Claude Codeは現在のディレクトリから上位ディレクトリへ再帰的にCLAUDE.mdを探索し、 見つかったものを「広域 → 狭域」の順で統合的に読み込みます。

メモリタイプ 配置場所 用途 共有範囲
エンタープライズポリシー /etc/claude-code/CLAUDE.md 組織全体の標準やセキュリティ方針 全社員
プロジェクトメモリ ./CLAUDE.md または ./.claude/CLAUDE.md チーム単位の開発ルール チームメンバー
ユーザーメモリ ~/.claude/CLAUDE.md 個人設定 個人のみ
ローカルメモリ(非推奨) ./CLAUDE.local.md 個人用の一時設定 非推奨

CLAUDE.local.mdについて

従来は、プロジェクト固有の個人設定を記述するために CLAUDE.local.md を使用していましたが、 現在は非推奨となっています。
代替として、個人設定は ~/.claude/CLAUDE.md に記載し、Gitの追跡対象外にする方法が推奨されています。

👉 参考: メモリタイプの決定方法


OpenAIとの比較:AGENTS.md

OpenAIでは、Claude Codeと同様の目的でAGENTS.mdというファイル形式を採用しています。
2025年8月、OpenAI・Google・Cursorなど複数社の共同仕様として発表され、今後の標準化が期待されています。

👉 https://agents.md

AGENTS.mdの記載例

# AGENTS.md

## 目的
AIコーディングアシスタントに、プロジェクトの開発ルールを伝えるためのファイルです。  

## 開発環境
- pnpm + Turbo を使用
- 新規Reactプロジェクト作成方法を明記

## テスト
- CI実行コマンド
- テストの修正手順

## PRルール
- タイトルフォーマット
- コミット前チェック項目

Claude Codeは現時点でAGENTS.mdに正式対応していません。
AGENTS.mdは複数団体が共同で作成しているものなので、今後はAGENTS.mdが業界標準の仕様になる可能性があります。

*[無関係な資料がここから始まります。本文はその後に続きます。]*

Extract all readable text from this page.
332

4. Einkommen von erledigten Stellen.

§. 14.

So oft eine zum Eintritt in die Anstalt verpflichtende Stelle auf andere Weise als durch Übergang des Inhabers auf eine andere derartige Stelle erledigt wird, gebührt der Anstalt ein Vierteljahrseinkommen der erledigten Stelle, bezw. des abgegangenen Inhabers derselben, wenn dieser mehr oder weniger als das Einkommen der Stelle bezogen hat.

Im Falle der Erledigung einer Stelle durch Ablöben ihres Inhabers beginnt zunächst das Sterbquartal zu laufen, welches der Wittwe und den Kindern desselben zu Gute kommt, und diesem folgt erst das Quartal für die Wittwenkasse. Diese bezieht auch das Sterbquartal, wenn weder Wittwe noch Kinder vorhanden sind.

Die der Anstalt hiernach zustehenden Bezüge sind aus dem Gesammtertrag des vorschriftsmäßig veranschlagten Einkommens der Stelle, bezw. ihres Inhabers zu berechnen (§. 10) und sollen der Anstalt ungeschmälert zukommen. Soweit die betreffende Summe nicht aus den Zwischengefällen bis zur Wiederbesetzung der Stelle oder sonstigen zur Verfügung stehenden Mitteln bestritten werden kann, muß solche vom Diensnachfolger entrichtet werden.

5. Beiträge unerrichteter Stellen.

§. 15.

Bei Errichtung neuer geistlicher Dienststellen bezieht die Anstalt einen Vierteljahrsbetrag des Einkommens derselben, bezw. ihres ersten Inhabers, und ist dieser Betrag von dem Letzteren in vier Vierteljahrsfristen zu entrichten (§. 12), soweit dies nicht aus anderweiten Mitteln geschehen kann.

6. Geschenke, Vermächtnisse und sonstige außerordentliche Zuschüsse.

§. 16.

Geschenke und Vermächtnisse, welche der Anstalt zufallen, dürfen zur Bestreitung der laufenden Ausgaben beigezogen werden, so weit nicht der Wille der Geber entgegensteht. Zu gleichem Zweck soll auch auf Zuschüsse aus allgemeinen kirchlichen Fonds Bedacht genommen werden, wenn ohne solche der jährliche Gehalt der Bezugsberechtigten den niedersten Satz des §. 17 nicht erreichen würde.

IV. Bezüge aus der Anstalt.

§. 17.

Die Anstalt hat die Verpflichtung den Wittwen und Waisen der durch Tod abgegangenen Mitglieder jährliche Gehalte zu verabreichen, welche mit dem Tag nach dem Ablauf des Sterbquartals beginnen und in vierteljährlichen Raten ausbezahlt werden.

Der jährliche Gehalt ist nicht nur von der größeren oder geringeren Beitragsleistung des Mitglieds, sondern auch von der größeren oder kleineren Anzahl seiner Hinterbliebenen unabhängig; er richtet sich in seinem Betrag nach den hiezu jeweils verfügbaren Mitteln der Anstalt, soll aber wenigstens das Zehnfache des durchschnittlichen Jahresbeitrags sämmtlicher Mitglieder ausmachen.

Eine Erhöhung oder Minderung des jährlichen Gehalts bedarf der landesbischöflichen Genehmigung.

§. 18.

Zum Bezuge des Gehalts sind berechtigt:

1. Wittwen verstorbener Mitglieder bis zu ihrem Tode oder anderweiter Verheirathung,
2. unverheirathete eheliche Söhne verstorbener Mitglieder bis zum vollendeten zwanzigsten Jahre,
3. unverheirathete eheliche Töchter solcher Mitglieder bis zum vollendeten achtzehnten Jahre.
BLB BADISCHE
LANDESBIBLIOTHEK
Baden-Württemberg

Claude CodeとGitHub CopilotなどのAGENTS.mdに対応した別のツールを併用して使いたい場合は、 以下のようにCLAUDE.mdをAGENTS.mdのシンボリックとして作成することで、AGENTS.mdとCLAUDE.mdを実質同一ファイルとして使用することができます。

New-Item -ItemType SymbolicLink -Path "CLAUDE.md" -Target "AGENTS.md"

おわりに

この記事ではClaude CodeとCLAUDE.mdによるClaude Codeのカスタマイズについて紹介しました。